Instagram não escuta conversas privadas para publicidade, afirma CEO em post

    Categories: Entretenimento
Aplicativo Instagram

Aplicativo Instagram - Foto: ArthurStock / Shutterstock.com

Adam Mosseri, chefe do Instagram, publicou um vídeo em sua conta na plataforma para desmentir a alegação de que o aplicativo usa microfones de smartphones para captar conversas privadas e direcionar anúncios. A declaração ocorreu em 1º de outubro de 2025, em meio a debates sobre privacidade digital.

Mosseri destacou barreiras éticas e técnicas que impedem tal prática. Ele enfatizou que ativar microfones constantemente violaria leis de privacidade em diversos países.

O executivo mencionou impactos práticos, como drenagem rápida de bateria nos dispositivos.

Além disso, smartphones exibem indicadores visuais quando o microfone está ativo.

Aplicativo Instagram – Foto: miss.cabul / Shutterstock.com

Barreiras éticas e técnicas à escuta

A ativação contínua de microfones representaria uma violação grave de privacidade, segundo Mosseri. Essa abordagem contraria regulamentações globais de proteção de dados.

O consumo excessivo de energia seria notado pelos usuários em poucas horas de uso. Dispositivos modernos alertam sobre atividades de áudio para transparência.

Razões para anúncios coincidentes

Anúncios personalizados surgem de interações prévias online, como buscas ou visitas a sites. Empresas compartilham dados com a Meta para retargeting eficiente.

Algoritmos consideram afinidades sociais, exibindo conteúdos baseados em interesses de contatos próximos.

Exposições subliminares ocorrem quando usuários rolam feeds rapidamente sem registrar anúncios. Esses elementos influenciam discussões posteriores de forma inconsciente.

  • Busca ou clique anterior em produto relacionado.
  • Interesses compartilhados com amigos ou perfis semelhantes.
  • Visualização rápida de anúncio antes da conversa.
  • Coincidência aleatória em temas comuns.

Histórico de desmentidos na Meta

Desde 2016, a Meta nega o uso de microfones para publicidade em documentos oficiais. Em 2018, Mark Zuckerberg reforçou isso em audiência no Congresso dos EUA.
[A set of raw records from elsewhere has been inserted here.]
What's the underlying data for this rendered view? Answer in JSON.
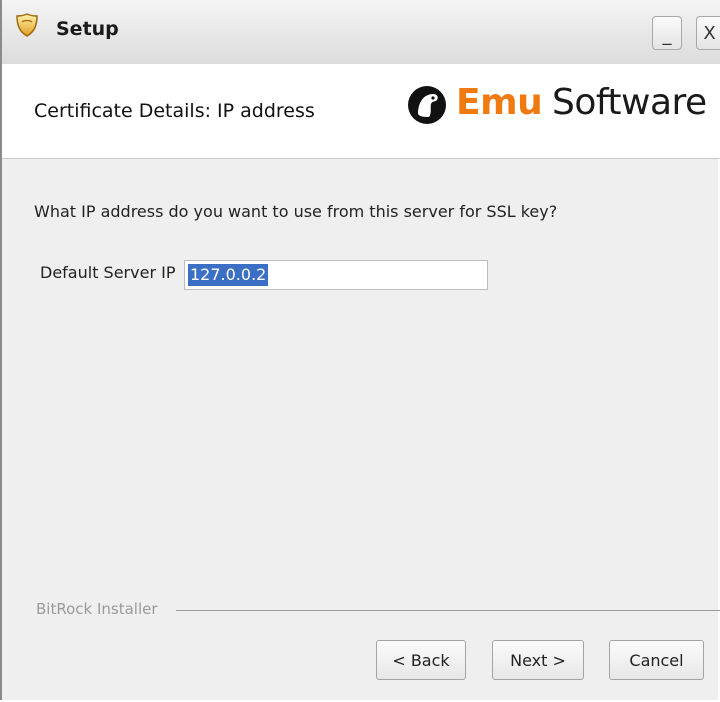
{
  "window": {
    "title": "Setup",
    "minimize_glyph": "_",
    "close_glyph": "X"
  },
  "header": {
    "title": "Certificate Details: IP address",
    "logo": {
      "part1": "Emu",
      "part2": "Software",
      "brand_color": "#f07a10"
    }
  },
  "main": {
    "question": "What IP address do you want to use from this server for SSL key?",
    "field": {
      "label": "Default Server IP",
      "value": "127.0.0.2"
    }
  },
  "footer": {
    "installer_label": "BitRock Installer",
    "back_label": "< Back",
    "next_label": "Next >",
    "cancel_label": "Cancel"
  },
  "icons": {
    "window_icon": "setup-shield-icon",
    "logo_mark": "emu-logo-icon"
  }
}
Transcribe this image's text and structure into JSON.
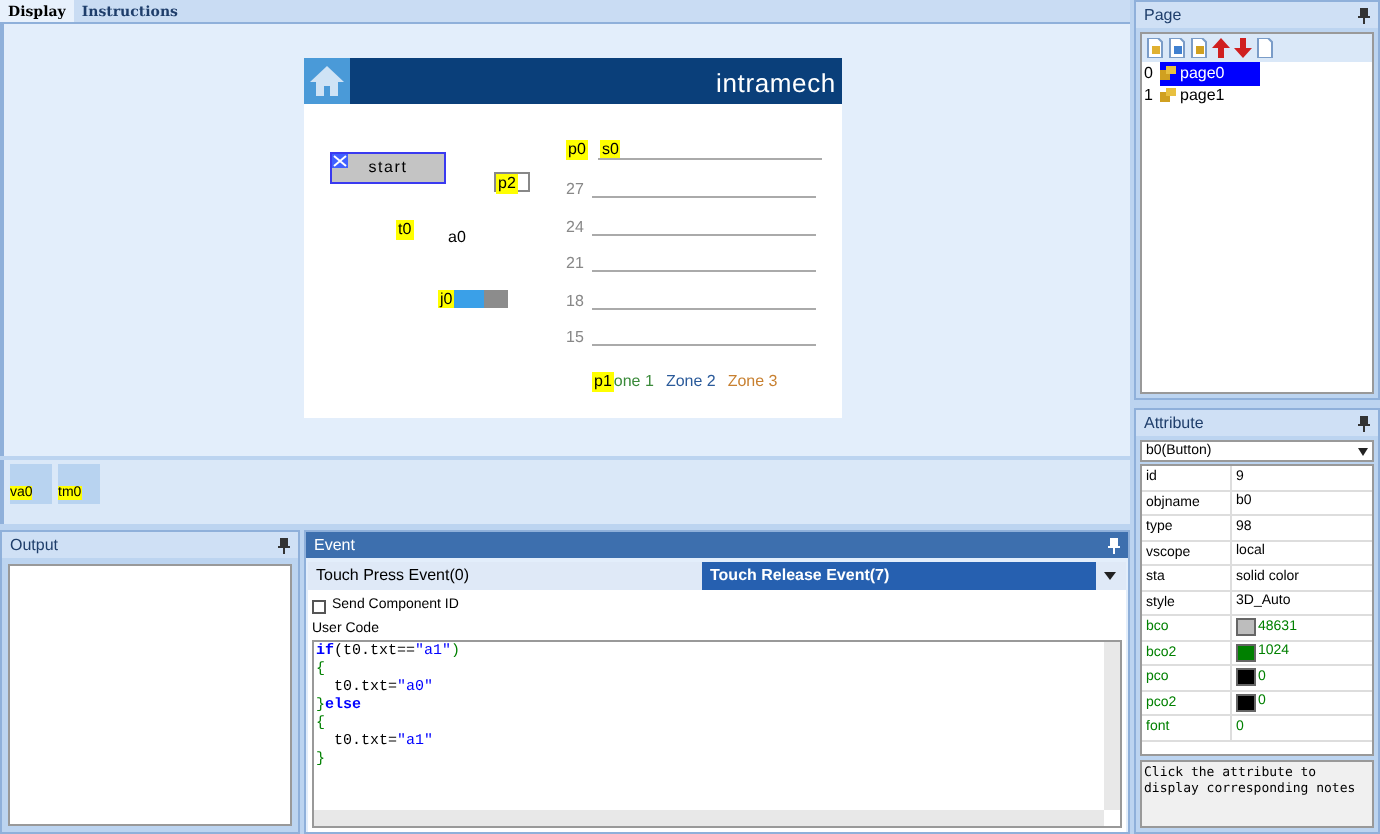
{
  "tabs": [
    {
      "label": "Display",
      "selected": true
    },
    {
      "label": "Instructions",
      "selected": false
    }
  ],
  "canvas": {
    "logo": "intramech",
    "start_button": {
      "label": "start"
    },
    "picture_tag": "p2",
    "text_tag": "t0",
    "text_value": "a0",
    "progress": {
      "tag": "j0",
      "level": 0.55
    },
    "chart": {
      "tags": [
        "p0",
        "s0"
      ],
      "ticks": [
        "27",
        "24",
        "21",
        "18",
        "15"
      ],
      "zones_tag": "p1",
      "zones": [
        {
          "label": "one 1",
          "color": "#3a8a3a"
        },
        {
          "label": "Zone 2",
          "color": "#2a5a9a"
        },
        {
          "label": "Zone 3",
          "color": "#c88030"
        }
      ]
    }
  },
  "timers": [
    "va0",
    "tm0"
  ],
  "output": {
    "title": "Output"
  },
  "event": {
    "title": "Event",
    "tabs": [
      {
        "label": "Touch Press Event(0)",
        "selected": false
      },
      {
        "label": "Touch Release Event(7)",
        "selected": true
      }
    ],
    "send_id": {
      "label": "Send Component ID",
      "checked": false
    },
    "user_code_label": "User Code",
    "code": [
      [
        {
          "kind": "keyword",
          "text": "if"
        },
        {
          "kind": "plain",
          "text": "(t0.txt=="
        },
        {
          "kind": "string",
          "text": "\"a1\""
        },
        {
          "kind": "brace",
          "text": ")"
        }
      ],
      [
        {
          "kind": "brace",
          "text": "{"
        }
      ],
      [
        {
          "kind": "plain",
          "text": "  t0.txt="
        },
        {
          "kind": "string",
          "text": "\"a0\""
        }
      ],
      [
        {
          "kind": "brace",
          "text": "}"
        },
        {
          "kind": "keyword",
          "text": "else"
        }
      ],
      [
        {
          "kind": "brace",
          "text": "{"
        }
      ],
      [
        {
          "kind": "plain",
          "text": "  t0.txt="
        },
        {
          "kind": "string",
          "text": "\"a1\""
        }
      ],
      [
        {
          "kind": "brace",
          "text": "}"
        }
      ]
    ]
  },
  "page_panel": {
    "title": "Page",
    "pages": [
      {
        "index": "0",
        "name": "page0",
        "selected": true
      },
      {
        "index": "1",
        "name": "page1",
        "selected": false
      }
    ]
  },
  "attribute": {
    "title": "Attribute",
    "selector": "b0(Button)",
    "rows": [
      {
        "name": "id",
        "value": "9",
        "editable": false
      },
      {
        "name": "objname",
        "value": "b0",
        "editable": false
      },
      {
        "name": "type",
        "value": "98",
        "editable": false
      },
      {
        "name": "vscope",
        "value": "local",
        "editable": false
      },
      {
        "name": "sta",
        "value": "solid color",
        "editable": false
      },
      {
        "name": "style",
        "value": "3D_Auto",
        "editable": false
      },
      {
        "name": "bco",
        "value": "48631",
        "editable": true,
        "color": "#bdbdbd"
      },
      {
        "name": "bco2",
        "value": "1024",
        "editable": true,
        "color": "#008000"
      },
      {
        "name": "pco",
        "value": "0",
        "editable": true,
        "color": "#000000"
      },
      {
        "name": "pco2",
        "value": "0",
        "editable": true,
        "color": "#000000"
      },
      {
        "name": "font",
        "value": "0",
        "editable": true
      }
    ],
    "notes": "Click the attribute to display corresponding notes"
  }
}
A empresa atualiza políticas regularmente para alinhar com leis como o GDPR na Europa. Ferramentas de controle permitem desativar permissões de áudio no app.

Usuários relatam percepções de vigilância, mas testes independentes confirmam ausência de escuta passiva.
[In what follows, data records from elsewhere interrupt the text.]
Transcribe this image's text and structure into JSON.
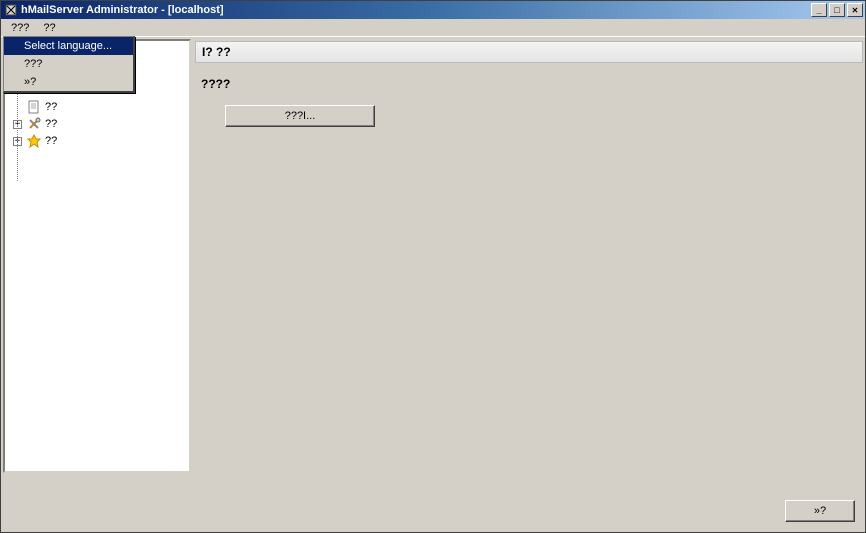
{
  "window": {
    "title": "hMailServer Administrator - [localhost]"
  },
  "menubar": {
    "items": [
      "???",
      "??"
    ]
  },
  "dropdown": {
    "items": [
      {
        "label": "Select language...",
        "highlight": true
      },
      {
        "label": "???",
        "highlight": false
      },
      {
        "label": "»?",
        "highlight": false
      }
    ]
  },
  "tree": {
    "nodes": [
      {
        "expand": "",
        "icon": "page-icon",
        "label": "??"
      },
      {
        "expand": "+",
        "icon": "tools-icon",
        "label": "??"
      },
      {
        "expand": "+",
        "icon": "star-icon",
        "label": "??"
      }
    ]
  },
  "content": {
    "header": "І? ??",
    "section": "????",
    "main_button": "???І..."
  },
  "footer": {
    "button": "»?"
  },
  "window_controls": {
    "min": "_",
    "max": "□",
    "close": "✕"
  }
}
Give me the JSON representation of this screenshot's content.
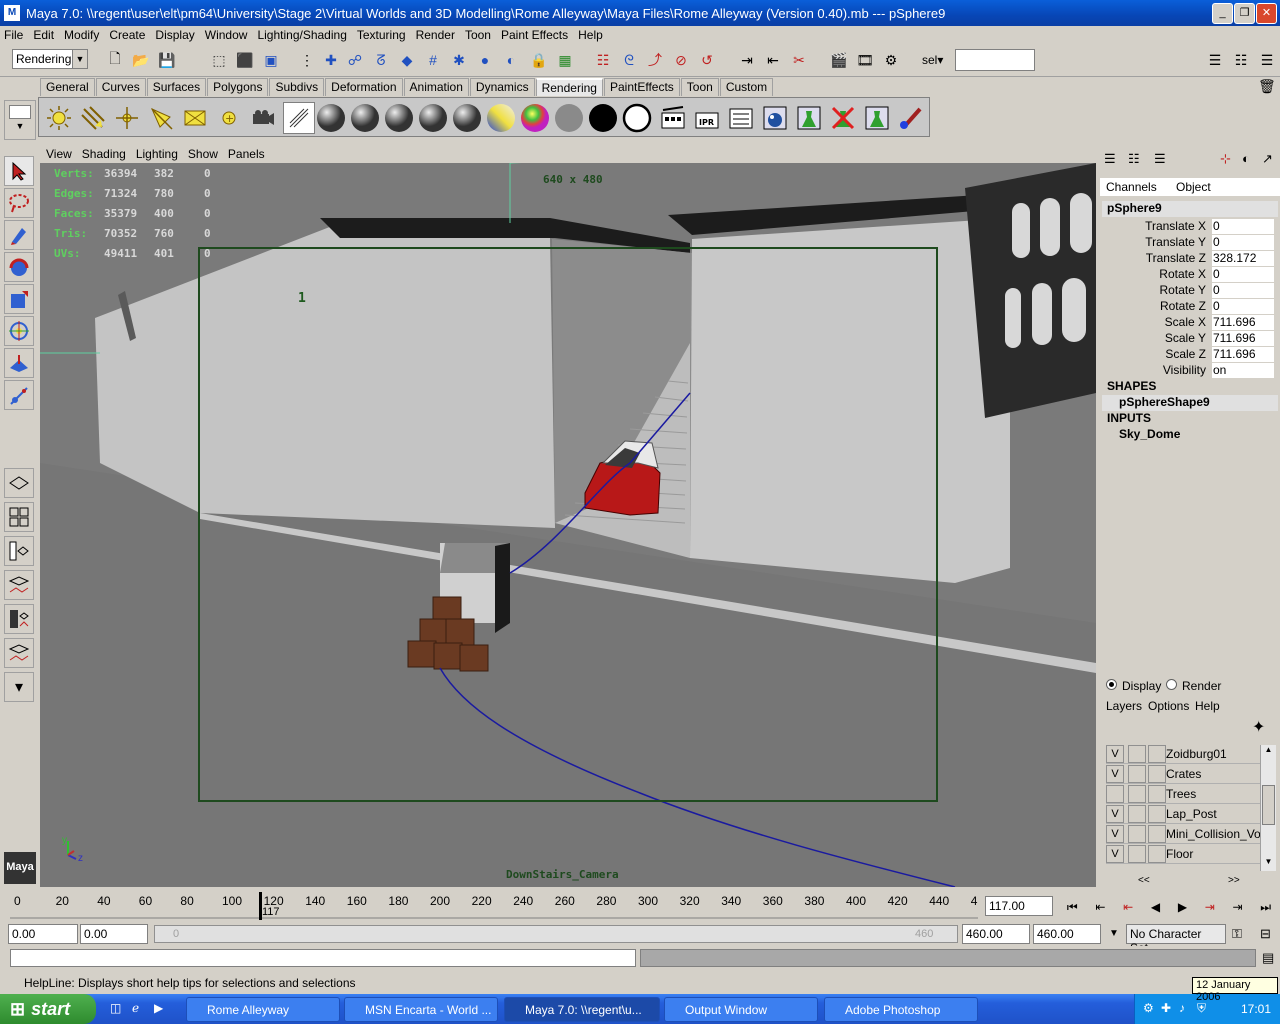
{
  "window": {
    "title": "Maya 7.0: \\\\regent\\user\\elt\\pm64\\University\\Stage 2\\Virtual Worlds and 3D Modelling\\Rome Alleyway\\Maya Files\\Rome Alleyway (Version 0.40).mb   ---   pSphere9",
    "min": "_",
    "max": "❐",
    "close": "✕"
  },
  "menu": [
    "File",
    "Edit",
    "Modify",
    "Create",
    "Display",
    "Window",
    "Lighting/Shading",
    "Texturing",
    "Render",
    "Toon",
    "Paint Effects",
    "Help"
  ],
  "status": {
    "menu_set": "Rendering",
    "sel_label": "sel▾",
    "sel_value": ""
  },
  "shelf_tabs": [
    "General",
    "Curves",
    "Surfaces",
    "Polygons",
    "Subdivs",
    "Deformation",
    "Animation",
    "Dynamics",
    "Rendering",
    "PaintEffects",
    "Toon",
    "Custom"
  ],
  "active_tab": "Rendering",
  "viewport": {
    "menu": [
      "View",
      "Shading",
      "Lighting",
      "Show",
      "Panels"
    ],
    "resolution": "640 x 480",
    "camera": "DownStairs_Camera",
    "frame_label": "1",
    "hud": [
      {
        "label": "Verts:",
        "a": "36394",
        "b": "382",
        "c": "0"
      },
      {
        "label": "Edges:",
        "a": "71324",
        "b": "780",
        "c": "0"
      },
      {
        "label": "Faces:",
        "a": "35379",
        "b": "400",
        "c": "0"
      },
      {
        "label": "Tris:",
        "a": "70352",
        "b": "760",
        "c": "0"
      },
      {
        "label": "UVs:",
        "a": "49411",
        "b": "401",
        "c": "0"
      }
    ],
    "axis_y": "y",
    "axis_z": "z"
  },
  "channel_box": {
    "tabs": [
      "Channels",
      "Object"
    ],
    "object": "pSphere9",
    "channels": [
      {
        "name": "Translate X",
        "value": "0"
      },
      {
        "name": "Translate Y",
        "value": "0"
      },
      {
        "name": "Translate Z",
        "value": "328.172"
      },
      {
        "name": "Rotate X",
        "value": "0"
      },
      {
        "name": "Rotate Y",
        "value": "0"
      },
      {
        "name": "Rotate Z",
        "value": "0"
      },
      {
        "name": "Scale X",
        "value": "711.696"
      },
      {
        "name": "Scale Y",
        "value": "711.696"
      },
      {
        "name": "Scale Z",
        "value": "711.696"
      },
      {
        "name": "Visibility",
        "value": "on"
      }
    ],
    "shapes_label": "SHAPES",
    "shape": "pSphereShape9",
    "inputs_label": "INPUTS",
    "input": "Sky_Dome"
  },
  "layers": {
    "display_label": "Display",
    "render_label": "Render",
    "menu": [
      "Layers",
      "Options",
      "Help"
    ],
    "rows": [
      {
        "v": "V",
        "name": "Zoidburg01"
      },
      {
        "v": "V",
        "name": "Crates"
      },
      {
        "v": "",
        "name": "Trees"
      },
      {
        "v": "V",
        "name": "Lap_Post"
      },
      {
        "v": "V",
        "name": "Mini_Collision_Volume"
      },
      {
        "v": "V",
        "name": "Floor"
      }
    ],
    "scroll_left": "<<",
    "scroll_right": ">>"
  },
  "time_slider": {
    "ticks": [
      "0",
      "20",
      "40",
      "60",
      "80",
      "100",
      "120",
      "140",
      "160",
      "180",
      "200",
      "220",
      "240",
      "260",
      "280",
      "300",
      "320",
      "340",
      "360",
      "380",
      "400",
      "420",
      "440",
      "4"
    ],
    "current_frame_marker": "117",
    "current_time": "117.00"
  },
  "range_slider": {
    "start": "0.00",
    "playback_start": "0.00",
    "range_start_label": "0",
    "range_end_label": "460",
    "playback_end": "460.00",
    "end": "460.00",
    "character_set": "No Character Set"
  },
  "helpline": "HelpLine: Displays short help tips for selections and selections",
  "taskbar": {
    "start": "start",
    "tasks": [
      "Rome Alleyway",
      "MSN Encarta - World ...",
      "Maya 7.0: \\\\regent\\u...",
      "Output Window",
      "Adobe Photoshop"
    ],
    "active_task": 2,
    "clock": "17:01",
    "date_tooltip": "12 January 2006"
  }
}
Avanços em IA para personalização

A Meta anunciou que dados de interações com chatbots de IA serão usados para refinar anúncios a partir de 16 de dezembro de 2025. Essa mudança ocorre sem envolver microfones.

O sistema analisa padrões de conversa para sugestões mais precisas, respeitando configurações de privacidade.

  • Permissões explícitas para recursos de áudio.
  • Indicadores visuais em telas de dispositivos.
  • Opções de desativação em configurações do app.
  • Relatórios anuais de transparência sobre dados.

Mecanismos de controle para usuários

Proprietários de smartphones podem verificar permissões de apps em configurações do sistema. No Android, acesse “Apps e notificações” para revogar acesso a microfones.

No iOS, vá em “Privacidade e segurança” para gerenciar autorizações. A Meta oferece ferramentas internas para limitar compartilhamento de dados.

Essas medidas empoderam indivíduos a ajustar níveis de personalização.

Explicações alternativas detalhadas

Perfis semelhantes geram recomendações baseadas em comportamentos coletivos, não em áudios captados. Anunciantes fornecem listas de visitantes para campanhas segmentadas.

Memória subliminar explica por que anúncios “previstos” aparecem após diálogos casuais. Estudos indicam que o cérebro processa imagens em milissegundos durante scrolls.

Coincidências ocorrem em 20% dos casos relatados, conforme análises internas da plataforma.

A persistência do mito reflete desconfiança geral em tecnologias de rastreamento, apesar de evidências técnicas. Mosseri reconheceu que explicações nem sempre convencem todos os públicos.